Tunggu, Nuna terlalu kritis kah? Berpikiran seperti itu tidak akan ada ujung pangkalnya. Bahkan ketika semua manusia demikian patuh pada himbauan dan semua hanya mau membuang sampah pada tempatnya, masalah sampah tidak akan pernah selesai. Karena artinya akan dibutuhkan sangat banyak tempat sampah untuk memenuhi kebutuhan membuang sampah. Lalu untuk produksi tempat sampah itu sendiri menghasilkan produk sampah. Dan ujung-ujungnya tetap sampah.

Intinya, menurut Nuna, tempat sampah bukan solusi.

Matanya melirik jam besar bergerak pelan. Pelan sekali sampai-sampai Nuna khawatir jam itu sebenarnya rusak. Apa pemerintah benar-benar peduli pada kelestarian jam besar simbol kota ini?

Nuna memutar mata. Lagi-lagi dia berpikir terlalu kemana-mana.

Cih, tapi bahkan sudah sampai begini pun, jam itu masih belum menunjukkan pukul 19.00. Masih satu menit lagi, ugh!

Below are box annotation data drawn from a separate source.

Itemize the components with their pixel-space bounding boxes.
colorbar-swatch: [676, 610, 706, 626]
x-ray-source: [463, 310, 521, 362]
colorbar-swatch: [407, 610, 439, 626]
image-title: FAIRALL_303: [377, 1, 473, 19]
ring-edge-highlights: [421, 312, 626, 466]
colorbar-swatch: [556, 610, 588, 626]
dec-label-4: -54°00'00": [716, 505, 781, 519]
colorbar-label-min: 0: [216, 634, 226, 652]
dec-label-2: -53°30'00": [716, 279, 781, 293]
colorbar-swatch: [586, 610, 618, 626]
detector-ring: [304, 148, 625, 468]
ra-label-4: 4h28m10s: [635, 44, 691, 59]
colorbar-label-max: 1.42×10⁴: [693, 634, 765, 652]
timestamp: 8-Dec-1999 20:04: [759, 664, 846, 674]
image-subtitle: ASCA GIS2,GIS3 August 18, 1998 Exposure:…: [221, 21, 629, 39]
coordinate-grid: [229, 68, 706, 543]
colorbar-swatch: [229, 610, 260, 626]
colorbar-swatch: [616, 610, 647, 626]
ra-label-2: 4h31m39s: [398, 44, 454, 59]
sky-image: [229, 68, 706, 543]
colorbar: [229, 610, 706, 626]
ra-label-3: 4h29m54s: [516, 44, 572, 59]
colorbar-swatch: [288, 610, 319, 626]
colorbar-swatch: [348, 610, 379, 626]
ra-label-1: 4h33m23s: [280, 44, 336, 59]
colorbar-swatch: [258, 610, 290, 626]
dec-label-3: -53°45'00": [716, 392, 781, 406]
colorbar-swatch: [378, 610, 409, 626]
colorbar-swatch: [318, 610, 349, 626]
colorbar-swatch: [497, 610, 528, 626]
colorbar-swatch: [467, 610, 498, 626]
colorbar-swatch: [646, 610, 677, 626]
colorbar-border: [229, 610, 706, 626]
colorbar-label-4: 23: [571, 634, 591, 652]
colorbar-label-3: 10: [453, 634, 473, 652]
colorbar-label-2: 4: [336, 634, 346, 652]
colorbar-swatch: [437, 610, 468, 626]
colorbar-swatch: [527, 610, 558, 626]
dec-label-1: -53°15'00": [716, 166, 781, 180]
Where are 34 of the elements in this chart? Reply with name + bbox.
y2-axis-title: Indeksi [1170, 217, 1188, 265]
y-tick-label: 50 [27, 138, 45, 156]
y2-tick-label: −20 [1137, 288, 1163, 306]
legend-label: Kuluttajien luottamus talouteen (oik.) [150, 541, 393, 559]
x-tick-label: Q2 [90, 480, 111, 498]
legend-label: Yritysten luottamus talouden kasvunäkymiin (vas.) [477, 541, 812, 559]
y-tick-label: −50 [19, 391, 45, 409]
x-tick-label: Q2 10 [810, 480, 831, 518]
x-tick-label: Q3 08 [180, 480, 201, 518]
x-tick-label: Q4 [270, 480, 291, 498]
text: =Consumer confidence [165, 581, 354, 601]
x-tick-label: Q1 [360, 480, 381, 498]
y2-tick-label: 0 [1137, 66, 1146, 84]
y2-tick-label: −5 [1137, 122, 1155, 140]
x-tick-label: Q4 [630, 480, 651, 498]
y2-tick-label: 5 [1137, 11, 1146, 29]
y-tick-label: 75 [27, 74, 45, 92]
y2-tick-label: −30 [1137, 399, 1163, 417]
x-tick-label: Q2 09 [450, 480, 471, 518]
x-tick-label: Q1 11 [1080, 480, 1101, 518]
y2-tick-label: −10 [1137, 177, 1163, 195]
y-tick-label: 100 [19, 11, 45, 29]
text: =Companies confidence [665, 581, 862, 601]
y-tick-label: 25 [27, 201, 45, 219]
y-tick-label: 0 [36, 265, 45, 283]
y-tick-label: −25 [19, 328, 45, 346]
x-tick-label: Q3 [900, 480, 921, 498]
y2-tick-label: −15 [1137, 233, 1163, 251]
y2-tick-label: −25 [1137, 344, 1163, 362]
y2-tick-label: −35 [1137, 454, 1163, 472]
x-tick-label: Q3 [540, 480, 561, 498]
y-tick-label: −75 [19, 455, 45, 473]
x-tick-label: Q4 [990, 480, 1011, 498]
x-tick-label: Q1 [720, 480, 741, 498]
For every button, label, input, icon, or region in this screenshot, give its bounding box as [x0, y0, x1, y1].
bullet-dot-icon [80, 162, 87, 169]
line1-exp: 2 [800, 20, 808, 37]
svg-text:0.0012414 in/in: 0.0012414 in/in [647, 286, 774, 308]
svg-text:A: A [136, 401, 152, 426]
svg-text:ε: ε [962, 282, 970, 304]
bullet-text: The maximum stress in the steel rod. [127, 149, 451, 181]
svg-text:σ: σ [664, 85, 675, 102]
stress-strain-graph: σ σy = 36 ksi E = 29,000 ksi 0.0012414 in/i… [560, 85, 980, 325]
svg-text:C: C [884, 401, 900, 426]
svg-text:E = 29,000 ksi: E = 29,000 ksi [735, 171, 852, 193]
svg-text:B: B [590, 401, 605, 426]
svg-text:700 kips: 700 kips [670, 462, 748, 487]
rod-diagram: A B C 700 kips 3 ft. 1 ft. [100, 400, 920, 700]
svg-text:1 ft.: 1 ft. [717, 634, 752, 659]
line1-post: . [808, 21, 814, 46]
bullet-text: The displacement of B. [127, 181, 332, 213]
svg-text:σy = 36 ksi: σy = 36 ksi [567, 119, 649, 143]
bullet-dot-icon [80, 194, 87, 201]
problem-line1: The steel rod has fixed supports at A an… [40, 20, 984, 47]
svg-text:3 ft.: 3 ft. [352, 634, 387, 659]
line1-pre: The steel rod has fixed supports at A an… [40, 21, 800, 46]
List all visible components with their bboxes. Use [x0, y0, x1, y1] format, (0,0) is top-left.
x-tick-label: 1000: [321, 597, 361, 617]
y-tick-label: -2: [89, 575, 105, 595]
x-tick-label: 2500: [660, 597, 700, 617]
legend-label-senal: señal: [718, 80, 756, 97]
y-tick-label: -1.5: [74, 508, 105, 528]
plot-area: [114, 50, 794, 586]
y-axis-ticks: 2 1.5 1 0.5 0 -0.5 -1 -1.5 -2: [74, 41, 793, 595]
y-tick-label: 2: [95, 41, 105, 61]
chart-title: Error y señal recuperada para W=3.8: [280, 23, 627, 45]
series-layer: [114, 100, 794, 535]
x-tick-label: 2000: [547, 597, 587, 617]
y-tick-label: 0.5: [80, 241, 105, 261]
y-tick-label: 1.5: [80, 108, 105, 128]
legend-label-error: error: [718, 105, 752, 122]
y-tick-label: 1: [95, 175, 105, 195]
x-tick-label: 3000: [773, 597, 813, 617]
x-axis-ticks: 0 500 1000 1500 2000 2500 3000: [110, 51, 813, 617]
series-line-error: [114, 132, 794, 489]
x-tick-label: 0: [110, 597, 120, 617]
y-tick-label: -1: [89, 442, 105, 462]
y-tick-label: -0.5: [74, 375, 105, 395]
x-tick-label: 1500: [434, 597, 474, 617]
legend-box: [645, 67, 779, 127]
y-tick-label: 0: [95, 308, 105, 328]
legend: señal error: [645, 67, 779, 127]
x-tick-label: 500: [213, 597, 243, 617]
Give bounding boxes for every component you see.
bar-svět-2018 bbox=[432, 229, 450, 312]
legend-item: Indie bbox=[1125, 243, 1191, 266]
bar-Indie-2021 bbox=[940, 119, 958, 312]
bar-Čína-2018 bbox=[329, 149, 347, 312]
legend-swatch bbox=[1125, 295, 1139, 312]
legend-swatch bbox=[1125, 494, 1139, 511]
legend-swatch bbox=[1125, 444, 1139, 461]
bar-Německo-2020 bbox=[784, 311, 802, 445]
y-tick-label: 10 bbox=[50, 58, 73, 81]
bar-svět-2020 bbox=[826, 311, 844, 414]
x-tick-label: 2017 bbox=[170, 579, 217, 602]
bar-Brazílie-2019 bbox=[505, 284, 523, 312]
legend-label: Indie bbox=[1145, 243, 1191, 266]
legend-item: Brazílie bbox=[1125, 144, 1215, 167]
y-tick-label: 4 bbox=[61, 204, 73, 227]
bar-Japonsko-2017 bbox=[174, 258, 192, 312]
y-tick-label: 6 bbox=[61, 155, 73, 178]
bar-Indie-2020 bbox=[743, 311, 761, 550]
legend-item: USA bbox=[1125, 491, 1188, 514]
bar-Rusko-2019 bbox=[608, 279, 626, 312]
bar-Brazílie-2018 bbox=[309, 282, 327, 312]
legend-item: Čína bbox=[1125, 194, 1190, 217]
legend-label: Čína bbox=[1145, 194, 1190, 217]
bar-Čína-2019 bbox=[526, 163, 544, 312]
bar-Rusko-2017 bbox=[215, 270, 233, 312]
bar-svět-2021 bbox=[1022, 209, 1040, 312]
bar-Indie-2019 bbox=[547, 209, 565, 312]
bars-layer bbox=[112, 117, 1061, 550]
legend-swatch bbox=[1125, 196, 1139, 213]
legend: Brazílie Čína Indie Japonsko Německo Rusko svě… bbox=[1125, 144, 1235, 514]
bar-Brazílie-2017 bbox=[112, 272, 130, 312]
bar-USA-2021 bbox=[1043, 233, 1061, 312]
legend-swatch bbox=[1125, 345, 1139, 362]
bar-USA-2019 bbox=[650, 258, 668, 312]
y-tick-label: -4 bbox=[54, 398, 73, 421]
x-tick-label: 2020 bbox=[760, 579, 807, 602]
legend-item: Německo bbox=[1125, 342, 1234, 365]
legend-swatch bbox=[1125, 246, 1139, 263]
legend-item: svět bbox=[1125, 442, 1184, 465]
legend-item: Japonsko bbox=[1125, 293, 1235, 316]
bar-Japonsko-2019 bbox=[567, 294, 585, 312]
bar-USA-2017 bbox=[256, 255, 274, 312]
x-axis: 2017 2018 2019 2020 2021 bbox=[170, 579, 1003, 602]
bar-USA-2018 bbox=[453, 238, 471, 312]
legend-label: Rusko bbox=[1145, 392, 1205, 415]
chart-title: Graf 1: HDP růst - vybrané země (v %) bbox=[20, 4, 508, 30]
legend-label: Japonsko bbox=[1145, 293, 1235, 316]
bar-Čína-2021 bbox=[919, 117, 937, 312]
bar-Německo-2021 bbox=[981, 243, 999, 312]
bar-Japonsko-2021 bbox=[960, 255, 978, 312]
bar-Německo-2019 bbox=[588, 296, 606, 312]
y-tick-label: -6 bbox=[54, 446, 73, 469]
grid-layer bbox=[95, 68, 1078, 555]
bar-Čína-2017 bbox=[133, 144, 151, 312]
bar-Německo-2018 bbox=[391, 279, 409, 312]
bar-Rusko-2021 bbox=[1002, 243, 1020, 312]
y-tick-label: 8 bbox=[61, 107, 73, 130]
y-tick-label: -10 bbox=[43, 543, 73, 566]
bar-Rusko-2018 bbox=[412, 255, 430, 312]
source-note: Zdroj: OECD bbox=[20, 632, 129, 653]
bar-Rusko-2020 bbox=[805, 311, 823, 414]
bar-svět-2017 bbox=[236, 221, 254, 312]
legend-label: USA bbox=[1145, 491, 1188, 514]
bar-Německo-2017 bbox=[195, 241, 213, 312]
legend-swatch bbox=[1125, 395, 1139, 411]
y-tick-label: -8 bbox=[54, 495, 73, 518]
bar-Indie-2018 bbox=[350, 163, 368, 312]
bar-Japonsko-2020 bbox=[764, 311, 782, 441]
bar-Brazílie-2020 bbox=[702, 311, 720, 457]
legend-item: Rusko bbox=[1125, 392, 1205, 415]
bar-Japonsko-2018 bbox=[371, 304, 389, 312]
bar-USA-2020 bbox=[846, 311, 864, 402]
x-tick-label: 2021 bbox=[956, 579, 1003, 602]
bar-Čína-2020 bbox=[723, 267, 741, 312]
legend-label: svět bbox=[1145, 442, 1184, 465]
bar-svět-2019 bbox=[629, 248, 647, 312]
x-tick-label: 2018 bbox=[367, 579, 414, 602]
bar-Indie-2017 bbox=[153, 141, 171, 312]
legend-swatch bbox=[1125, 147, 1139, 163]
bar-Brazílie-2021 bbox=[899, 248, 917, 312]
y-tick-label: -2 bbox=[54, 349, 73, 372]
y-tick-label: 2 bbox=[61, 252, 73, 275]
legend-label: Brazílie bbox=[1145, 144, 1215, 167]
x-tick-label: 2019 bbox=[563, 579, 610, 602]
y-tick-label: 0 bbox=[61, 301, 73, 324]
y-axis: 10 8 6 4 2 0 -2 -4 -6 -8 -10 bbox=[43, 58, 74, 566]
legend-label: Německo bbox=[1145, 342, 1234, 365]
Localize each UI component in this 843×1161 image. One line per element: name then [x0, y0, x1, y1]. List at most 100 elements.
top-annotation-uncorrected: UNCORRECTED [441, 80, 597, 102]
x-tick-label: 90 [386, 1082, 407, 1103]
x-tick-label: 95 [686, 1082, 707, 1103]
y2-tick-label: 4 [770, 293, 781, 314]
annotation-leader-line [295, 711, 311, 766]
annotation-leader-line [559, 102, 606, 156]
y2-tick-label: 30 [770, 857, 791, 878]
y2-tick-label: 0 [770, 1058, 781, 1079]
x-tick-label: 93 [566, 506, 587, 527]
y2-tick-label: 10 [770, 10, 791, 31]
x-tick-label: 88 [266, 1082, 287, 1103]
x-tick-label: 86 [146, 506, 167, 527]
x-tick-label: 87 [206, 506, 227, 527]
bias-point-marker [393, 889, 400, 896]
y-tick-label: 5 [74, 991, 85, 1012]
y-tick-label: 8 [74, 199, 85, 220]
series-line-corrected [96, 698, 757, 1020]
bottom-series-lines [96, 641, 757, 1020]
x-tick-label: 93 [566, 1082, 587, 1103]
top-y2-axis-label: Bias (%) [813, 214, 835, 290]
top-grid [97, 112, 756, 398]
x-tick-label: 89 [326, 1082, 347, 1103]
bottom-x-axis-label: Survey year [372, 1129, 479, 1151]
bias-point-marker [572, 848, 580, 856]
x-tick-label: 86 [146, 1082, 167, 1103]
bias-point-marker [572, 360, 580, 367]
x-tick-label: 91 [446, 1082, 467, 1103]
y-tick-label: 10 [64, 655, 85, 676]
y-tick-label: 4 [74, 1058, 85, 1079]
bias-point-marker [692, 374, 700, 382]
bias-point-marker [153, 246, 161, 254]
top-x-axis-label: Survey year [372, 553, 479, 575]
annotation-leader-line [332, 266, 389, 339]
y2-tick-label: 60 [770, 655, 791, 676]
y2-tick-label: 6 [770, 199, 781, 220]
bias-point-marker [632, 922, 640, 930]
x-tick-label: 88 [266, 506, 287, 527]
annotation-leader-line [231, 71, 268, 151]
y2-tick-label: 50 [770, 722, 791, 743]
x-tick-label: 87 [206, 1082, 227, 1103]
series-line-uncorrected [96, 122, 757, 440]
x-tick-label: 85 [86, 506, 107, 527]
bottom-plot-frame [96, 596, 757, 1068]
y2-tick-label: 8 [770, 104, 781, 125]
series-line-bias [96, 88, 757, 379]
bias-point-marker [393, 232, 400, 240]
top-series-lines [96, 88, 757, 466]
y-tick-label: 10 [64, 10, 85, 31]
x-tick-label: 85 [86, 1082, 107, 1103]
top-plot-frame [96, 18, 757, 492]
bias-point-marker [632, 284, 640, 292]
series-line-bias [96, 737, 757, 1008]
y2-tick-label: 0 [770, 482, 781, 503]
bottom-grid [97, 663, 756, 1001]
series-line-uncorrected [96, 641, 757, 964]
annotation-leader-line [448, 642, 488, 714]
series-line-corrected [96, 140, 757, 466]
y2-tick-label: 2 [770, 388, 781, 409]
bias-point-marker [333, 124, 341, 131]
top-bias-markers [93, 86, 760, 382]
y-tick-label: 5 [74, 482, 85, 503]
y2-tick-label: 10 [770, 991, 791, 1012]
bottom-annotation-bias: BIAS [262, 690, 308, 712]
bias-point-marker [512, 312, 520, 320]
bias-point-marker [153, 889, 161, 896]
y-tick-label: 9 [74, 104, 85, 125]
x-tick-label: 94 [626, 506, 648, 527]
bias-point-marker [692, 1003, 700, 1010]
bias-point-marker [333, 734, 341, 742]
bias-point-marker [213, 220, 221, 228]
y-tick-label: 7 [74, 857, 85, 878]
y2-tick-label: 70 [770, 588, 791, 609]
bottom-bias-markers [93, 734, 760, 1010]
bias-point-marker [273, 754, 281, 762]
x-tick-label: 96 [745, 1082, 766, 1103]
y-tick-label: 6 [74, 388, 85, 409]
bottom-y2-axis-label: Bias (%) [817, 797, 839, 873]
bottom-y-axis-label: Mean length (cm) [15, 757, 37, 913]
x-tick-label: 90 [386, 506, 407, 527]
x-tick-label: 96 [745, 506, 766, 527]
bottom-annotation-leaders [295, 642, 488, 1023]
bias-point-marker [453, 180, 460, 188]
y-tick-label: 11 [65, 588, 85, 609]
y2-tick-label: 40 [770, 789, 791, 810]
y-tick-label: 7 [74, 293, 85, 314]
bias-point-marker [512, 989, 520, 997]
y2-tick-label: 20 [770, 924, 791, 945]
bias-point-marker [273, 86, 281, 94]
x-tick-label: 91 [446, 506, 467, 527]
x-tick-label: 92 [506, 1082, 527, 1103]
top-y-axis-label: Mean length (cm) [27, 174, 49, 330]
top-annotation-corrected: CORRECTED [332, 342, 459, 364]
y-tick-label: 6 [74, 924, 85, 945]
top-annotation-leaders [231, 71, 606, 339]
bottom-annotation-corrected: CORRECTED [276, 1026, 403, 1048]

Nuna ingin bergerak, Nuna ingin berjalan, Nuna ingin mencari. Nuna sudah tidak sabar. Tapi jamnya belum menunjukkan waktu yang dinantinya. Dan Nuna tidak boleh kecepatan, tidak boleh terlambat juga. Pukul 19.00 adalah waktunya, dan Nuna akan bergerak pada pukul 19.00.

Tiga puluh detik lagi.

Lima belas detik lagi. Nuna mulai bersemangat, senyumnya mulai muncul.

Sepuluh detik lagi.

Nuna tidak pernah berhenti berpikir bahwa pacarnya bodoh. Lelaki mana yang sampai umur 28 tahun masih mengisi acara kencan dengan main petak umpet? Dan kali ini Nuna terpaksa membuang waktu kencan untuk memikirkan sampah. Hanya karena dia bosan jaga dan harus menunggu lampu hias warna hijau di jajaran warung di depan Jam Gadang menyala untuk mulai mencari sang pacar. Pacar bodoh, pacar konyol, pacar sembarangan, bikin Nuna terpaksa memelototi jam menunjukkan pukul 19.00, waktu lampu hijau harusnya menyala.

Dua detik.

Satu,

Yak…!

SIAAAL!!! Lampu hijaunya terlambat!

Tiga detik kemudian Nuna berlari seperti terbang mencari sang pacar.